I posted this in the orchestral music subforum but am reposting it here for those who wouldn't otherwise be aware of it...

Given the success of Merl's Beethoven and Brahms blind comparisons, I thought that it might be interesting to try something a bit longer and more complicated. So for those of you who like Mahler and would like to do some deep listening, I offer 5 different, unidentified versions for your edification and enlightenment. All of them are in stereo and there are no obscure orchestras or conductors amongst them - beyond that I make no promises 

As with Merl's threads, if you recognize a performance, please do not spoil it for others, just PM me. I will identify all of them in the fullness of time.

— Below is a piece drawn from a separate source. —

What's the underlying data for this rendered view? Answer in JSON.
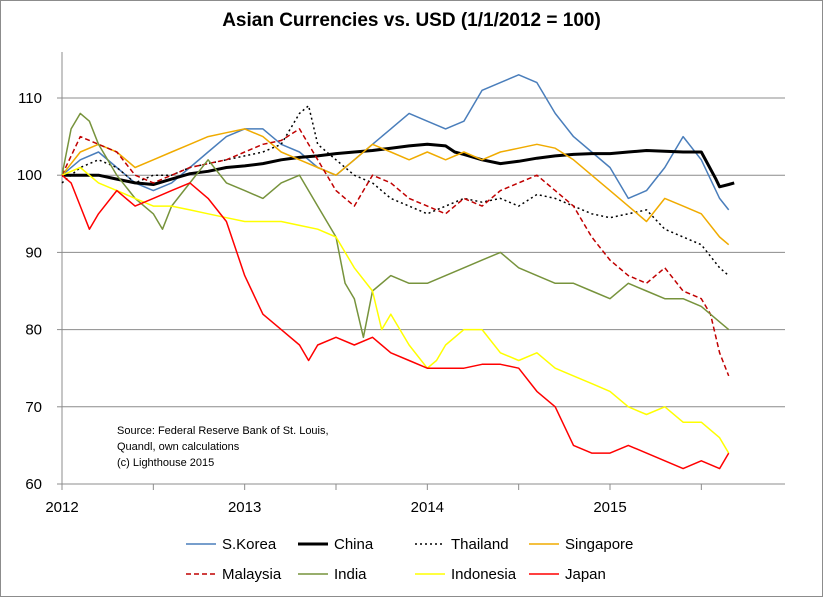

A - https://my.pcloud.com/publink/show?code=XZHxQM7ZovxNnllp2J5jXevsHKdb7mJtvmey
B - https://my.pcloud.com/publink/show?code=XZaPQM7ZjxOKiDnxnHF5bzjeDvTMNkJIzoKV
C - https://my.pcloud.com/publink/show?code=XZlwQM7ZkvEKgDChsP06xB68c0vhkz9wMlB7
D - https://my.pcloud.com/publink/show?code=XZ8xQM7ZKju7EG2IBGyvtsLWJjRheSij9x5V
E - https://my.pcloud.com/publink/show?code=XZ1KQM7ZF1ndrdAATWyHLF5QkDgKaz2yhF9V


----------